Teaching Code of Ethics to Millennials - Interactive Services

Code of Ethics Blog Post ImageImagine a workplace where compliance is embedded in the organization’s culture. A workplace where employees connect and collaborate to promote a culture of ethics across the organization. A workplace where feedback on regulatory issues informs everyday work habits without incurring additional training and professional development costs.

Imagine no further – enter the Millennial workforce. Take a look around and you might be surprised by what you see.

In 2013, Time Magazine’s cover declared Millennials the “Me Me Me Generation.” Although Time Magazine was suggesting that Millennials were going to “save us all,” the cover fueled extensive debate and controversy around Millennials’ work habits.

Look past that debate and controversy and you see a shift happening in our workplaces due to the influence of those supposedly “self-centered” Millennials.

Knowing Right from Wrong

Embedding a code of ethics into workplace behaviors is in full alignment with the Millennial mindset. More so than any other generation, Millennials want more than simply to hold a job; they want their work to reflect a greater social purpose.

We now have access to a generation who will go to great lengths to be heard and to have their opinions count. In “Maximizing Millennials in the Workplace,” Jessica Brack and Kip Kelly note that Millennials “are aware of their own vast numbers and their impact on the environment. This generation is socially conscious and expects their employers to act in socially conscious ways.”

This means weaving ethics and compliance into the workplace can no longer be an afterthought. We have a workforce at our fingertips that wants to know right from wrong from the get-go and wants to work for organizations that integrate those values and ethics into their core business strategies. We can shape the future of compliance training by leveraging this drive for social responsibility.

Connecting and Collaborating

Simon Sinek’s influential video on Millennials in the workplace (an episode of Inside Quest) casts a generality about the Millennial generation being coddled. His narrative is that many of them never had to find their own way, as they were driven to soccer practice, ballet lessons, after-school activities, and maybe even shuttled off to space camp.

What Sinek fails to highlight is that participation in those team sports and group activities is what encourages the Millennial generation to forge new, collaborative pathways as they join the workforce in large numbers.

Millennials find communication and collaboration a natural way of working. They have been raised participating in team-based projects and are acutely aware of their individual impact on the larger whole. They value communication, openness, and feedback. Are we ready for that feedback?

In this modern work environment, where communication happens at hyper-speed, why would we disconnect from this increased capacity to collaborate? It has been shown time and time again that groups and teams incorporating diverse perspectives and working styles generate innovation on a larger scale, and we have a full generation of individuals eager to join the workforce who embrace opportunities to collaborate and place values and purpose at the front of their work.

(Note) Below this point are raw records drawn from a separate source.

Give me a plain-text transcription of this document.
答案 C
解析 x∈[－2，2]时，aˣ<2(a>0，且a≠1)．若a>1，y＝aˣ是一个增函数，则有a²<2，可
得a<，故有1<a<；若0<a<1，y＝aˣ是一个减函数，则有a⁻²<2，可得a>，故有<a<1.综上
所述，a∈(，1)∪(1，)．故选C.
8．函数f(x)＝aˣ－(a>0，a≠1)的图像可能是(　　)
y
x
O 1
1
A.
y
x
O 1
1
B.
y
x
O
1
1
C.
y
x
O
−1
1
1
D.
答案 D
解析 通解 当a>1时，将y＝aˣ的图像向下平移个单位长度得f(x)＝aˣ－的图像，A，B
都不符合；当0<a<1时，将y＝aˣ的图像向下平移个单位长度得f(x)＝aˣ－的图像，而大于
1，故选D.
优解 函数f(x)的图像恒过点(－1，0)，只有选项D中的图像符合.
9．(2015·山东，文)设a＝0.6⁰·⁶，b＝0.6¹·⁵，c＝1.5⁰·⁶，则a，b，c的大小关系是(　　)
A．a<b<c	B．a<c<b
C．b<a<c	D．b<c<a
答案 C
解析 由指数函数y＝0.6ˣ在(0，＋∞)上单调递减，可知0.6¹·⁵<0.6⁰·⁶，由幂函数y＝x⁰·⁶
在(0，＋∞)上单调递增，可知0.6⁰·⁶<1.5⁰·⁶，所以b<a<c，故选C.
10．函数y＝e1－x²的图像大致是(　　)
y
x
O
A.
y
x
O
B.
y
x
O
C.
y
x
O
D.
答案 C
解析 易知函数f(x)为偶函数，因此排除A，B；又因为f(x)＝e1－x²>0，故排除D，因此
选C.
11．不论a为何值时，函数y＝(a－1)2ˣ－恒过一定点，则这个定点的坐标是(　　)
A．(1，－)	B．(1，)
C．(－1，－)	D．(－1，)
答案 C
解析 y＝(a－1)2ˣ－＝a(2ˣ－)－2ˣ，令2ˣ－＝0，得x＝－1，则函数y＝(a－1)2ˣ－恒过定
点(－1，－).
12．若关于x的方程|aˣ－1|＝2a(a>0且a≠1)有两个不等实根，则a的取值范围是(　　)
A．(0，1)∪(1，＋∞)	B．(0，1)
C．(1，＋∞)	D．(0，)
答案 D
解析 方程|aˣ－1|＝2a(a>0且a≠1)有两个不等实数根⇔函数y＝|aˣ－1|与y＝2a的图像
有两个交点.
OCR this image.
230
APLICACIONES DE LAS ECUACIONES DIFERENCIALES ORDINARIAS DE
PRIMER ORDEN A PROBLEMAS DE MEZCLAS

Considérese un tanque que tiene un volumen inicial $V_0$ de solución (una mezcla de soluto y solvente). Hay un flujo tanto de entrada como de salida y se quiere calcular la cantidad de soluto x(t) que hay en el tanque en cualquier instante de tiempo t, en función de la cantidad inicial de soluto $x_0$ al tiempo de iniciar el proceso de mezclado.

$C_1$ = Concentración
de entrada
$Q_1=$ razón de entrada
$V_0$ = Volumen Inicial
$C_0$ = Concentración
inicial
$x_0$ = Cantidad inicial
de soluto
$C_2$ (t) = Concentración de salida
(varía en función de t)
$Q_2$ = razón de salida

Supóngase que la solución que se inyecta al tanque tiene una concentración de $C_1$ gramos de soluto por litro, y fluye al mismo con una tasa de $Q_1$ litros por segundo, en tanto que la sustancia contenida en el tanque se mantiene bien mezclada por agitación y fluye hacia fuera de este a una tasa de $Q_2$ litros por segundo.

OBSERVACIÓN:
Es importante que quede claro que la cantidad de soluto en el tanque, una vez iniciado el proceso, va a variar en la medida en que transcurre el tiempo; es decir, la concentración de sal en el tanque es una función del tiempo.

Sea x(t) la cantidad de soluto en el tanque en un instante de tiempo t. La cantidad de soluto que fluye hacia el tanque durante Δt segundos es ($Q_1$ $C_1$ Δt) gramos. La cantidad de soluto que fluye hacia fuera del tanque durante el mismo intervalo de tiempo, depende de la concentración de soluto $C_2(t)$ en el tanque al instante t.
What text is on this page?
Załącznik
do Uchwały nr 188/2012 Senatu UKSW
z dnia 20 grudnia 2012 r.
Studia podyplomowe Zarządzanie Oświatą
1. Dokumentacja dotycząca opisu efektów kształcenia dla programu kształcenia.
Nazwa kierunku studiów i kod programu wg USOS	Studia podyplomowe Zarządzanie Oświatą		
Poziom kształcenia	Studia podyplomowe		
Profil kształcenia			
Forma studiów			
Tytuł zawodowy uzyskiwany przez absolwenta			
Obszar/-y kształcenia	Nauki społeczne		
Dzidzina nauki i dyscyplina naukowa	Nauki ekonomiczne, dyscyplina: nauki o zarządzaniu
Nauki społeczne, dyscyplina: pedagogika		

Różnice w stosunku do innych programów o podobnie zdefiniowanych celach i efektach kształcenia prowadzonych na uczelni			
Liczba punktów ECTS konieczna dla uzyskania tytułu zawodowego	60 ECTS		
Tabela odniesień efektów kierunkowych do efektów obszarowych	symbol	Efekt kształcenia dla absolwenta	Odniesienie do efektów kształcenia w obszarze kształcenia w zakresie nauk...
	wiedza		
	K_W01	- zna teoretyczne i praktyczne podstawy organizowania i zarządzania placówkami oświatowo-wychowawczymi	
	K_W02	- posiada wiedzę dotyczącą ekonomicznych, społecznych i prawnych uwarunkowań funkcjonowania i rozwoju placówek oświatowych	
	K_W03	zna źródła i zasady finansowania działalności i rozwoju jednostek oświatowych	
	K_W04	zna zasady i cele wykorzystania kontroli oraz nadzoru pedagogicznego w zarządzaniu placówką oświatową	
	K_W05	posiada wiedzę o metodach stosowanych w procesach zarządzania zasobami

Sharing Stories for a Cause

This Millennial conviction is a personal one – they are invested in how the surrounding world impacts them as individuals, as well as their communities. We can save a significant amount of time and money by pausing and listening to their instincts and voices.

Provide avenues where your Millennials can share their perspectives on ethics and compliance issues in their everyday work and life situations. When given the opportunity, our Millennial workforce will tell us what they need to make an informed, positive impact on our organizations’ cultures.

Accessing Knowledge

Millennials are used to accessing new knowledge and information via different channels and via multiple devices, at anytime or anyplace. This means formal, one-off training is not enough. Instead, we need to create immediate opportunities for knowledge exchange, conversation, and feedback on ethics and compliance topics in a consistent and timely cadence. And, we need to frame these opportunities into a cause because we have access to an entire generation that wants to stand for that cause in one way, shape, or another.

This means you will better engage your Millennials in deeper understanding when their personal ethical convictions are taken seriously within the organization and your compliance efforts reflect their mindset. Ethics and compliance can no longer be treated as a set of rules within the organization – they need to be embedded into the very fabric of the workplace.

In How, Dov Seidman writes that it is values-based thinking, as opposed to rules and restrictions, that creates work environments of trust, risk, and innovation. He writes, “Values do double duty; they inspire us to do more than while simultaneously preventing us from doing less than.” In essence, the more we align ourselves with the core values of an organization, the more likely we are to uphold those values – this is especially true of Millennial members of the workforce who have deemed their organizations’ values to be fundamental to their reason for working in the first place.
Saving the Workplace
It is no longer about training a workforce to understand ethics and compliance. The Millennial workforce will personally champion their own moral compass within an organization. They are hungry for a “framework of good” that can guide their everyday practice, even when no one is watching over their shoulders.

So, how do we serve up compliance training to Millennials?

Perhaps it’s not so much about delivering a code of ethics program to our Millennial employees. Rather, our transfer of compliance knowledge should embrace the need for purpose, provide the Millennial workforce that knowledge when and where they need it, and embed their passion for social good into every corner of our workplace.